JP Morgan Wins ‘Crisis Management’ Award For London Whale Scandal That Cost It $6 Billion

JP Morgan Chase accepted a “crisis management” award at an event Thursday night that rewarded the bank for the way it handled the London Whale trading crisis that cost the bank at least $6 billion. The trade set the financial world ablaze when the firm’s chief executive, Jamie Dimon, announced it, considering JP Morgan had been the strongest megabank throughout the financial crisis and Dimon often bragged of its “fortress balance sheet.”

But the firm handled the crisis with flying colors, at least according to award presenters, the Wall Street Journal reports:

J.P. Morgan Chase is winning for its handling of the $6.2 billion trading loss by the London Whale last year,” the event’s host, CNN anchor Ali Velshi, said. “I would say that’s what you call making lemonade out of lemons.

Kathy Hu, an executive director in J.P. Morgan’s investor relations department, accepted the award and quipped: “Can I just say, ‘Crisis? What crisis?’”

The United States Senate took a slightly different view. In a bipartisan report from the Senate Permanent Subcommittee on Investigations issued last week, senators blasted the bank for misleading regulators and sidestepping regulations that should have banned the type of trades that kept the loss from occurring.

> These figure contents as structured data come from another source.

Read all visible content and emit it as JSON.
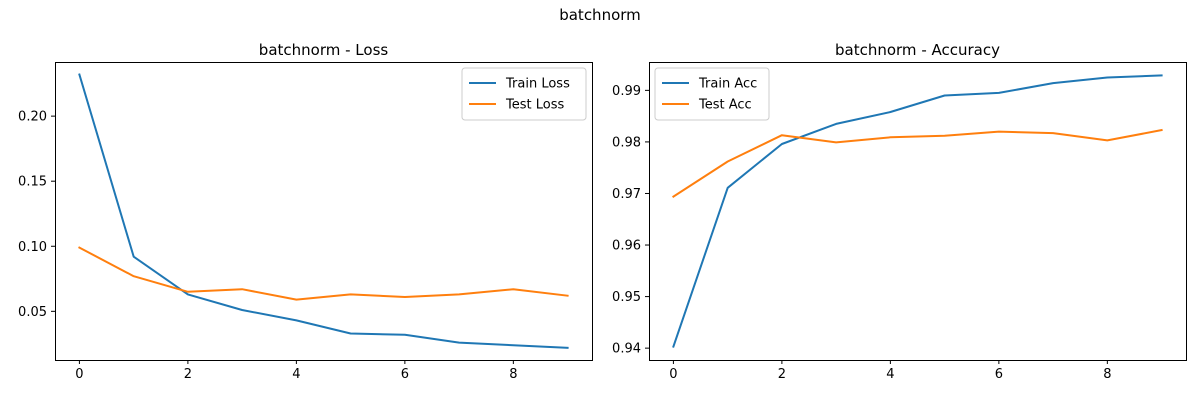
{
  "figure": {
    "title": "batchnorm"
  },
  "chart_data": [
    {
      "type": "line",
      "title": "batchnorm - Loss",
      "xlabel": "",
      "ylabel": "",
      "x": [
        0,
        1,
        2,
        3,
        4,
        5,
        6,
        7,
        8,
        9
      ],
      "xlim": [
        -0.45,
        9.45
      ],
      "ylim": [
        0.0126,
        0.2416
      ],
      "xticks": [
        0,
        2,
        4,
        6,
        8
      ],
      "yticks": [
        0.05,
        0.1,
        0.15,
        0.2
      ],
      "ytick_labels": [
        "0.05",
        "0.10",
        "0.15",
        "0.20"
      ],
      "grid": false,
      "legend_position": "upper right",
      "series": [
        {
          "name": "Train Loss",
          "color": "#1f77b4",
          "values": [
            0.232,
            0.092,
            0.063,
            0.051,
            0.043,
            0.033,
            0.032,
            0.026,
            0.024,
            0.022
          ]
        },
        {
          "name": "Test Loss",
          "color": "#ff7f0e",
          "values": [
            0.099,
            0.077,
            0.065,
            0.067,
            0.059,
            0.063,
            0.061,
            0.063,
            0.067,
            0.062
          ]
        }
      ]
    },
    {
      "type": "line",
      "title": "batchnorm - Accuracy",
      "xlabel": "",
      "ylabel": "",
      "x": [
        0,
        1,
        2,
        3,
        4,
        5,
        6,
        7,
        8,
        9
      ],
      "xlim": [
        -0.45,
        9.45
      ],
      "ylim": [
        0.9377,
        0.9955
      ],
      "xticks": [
        0,
        2,
        4,
        6,
        8
      ],
      "yticks": [
        0.94,
        0.95,
        0.96,
        0.97,
        0.98,
        0.99
      ],
      "ytick_labels": [
        "0.94",
        "0.95",
        "0.96",
        "0.97",
        "0.98",
        "0.99"
      ],
      "grid": false,
      "legend_position": "upper left",
      "series": [
        {
          "name": "Train Acc",
          "color": "#1f77b4",
          "values": [
            0.9403,
            0.9711,
            0.9796,
            0.9835,
            0.9858,
            0.989,
            0.9895,
            0.9914,
            0.9925,
            0.9929
          ]
        },
        {
          "name": "Test Acc",
          "color": "#ff7f0e",
          "values": [
            0.9694,
            0.9762,
            0.9813,
            0.9799,
            0.9809,
            0.9812,
            0.982,
            0.9817,
            0.9803,
            0.9823
          ]
        }
      ]
    }
  ]
}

JP Morgan has been among the fiercest lobbyists against regulations like the Volcker Rule, which was meant to keep financial institutions that have the backing of taxpayers from engaging in risky forms of trading that result in large losses that could pose a risk to the overall economy. As U.S. News and World Report’s Pat Garofalo explained, this should have been a lesson in why the Dodd-Frank Wall Street Reform Act and the rules it contains should be strengthened. Instead, it won JP Morgan an award.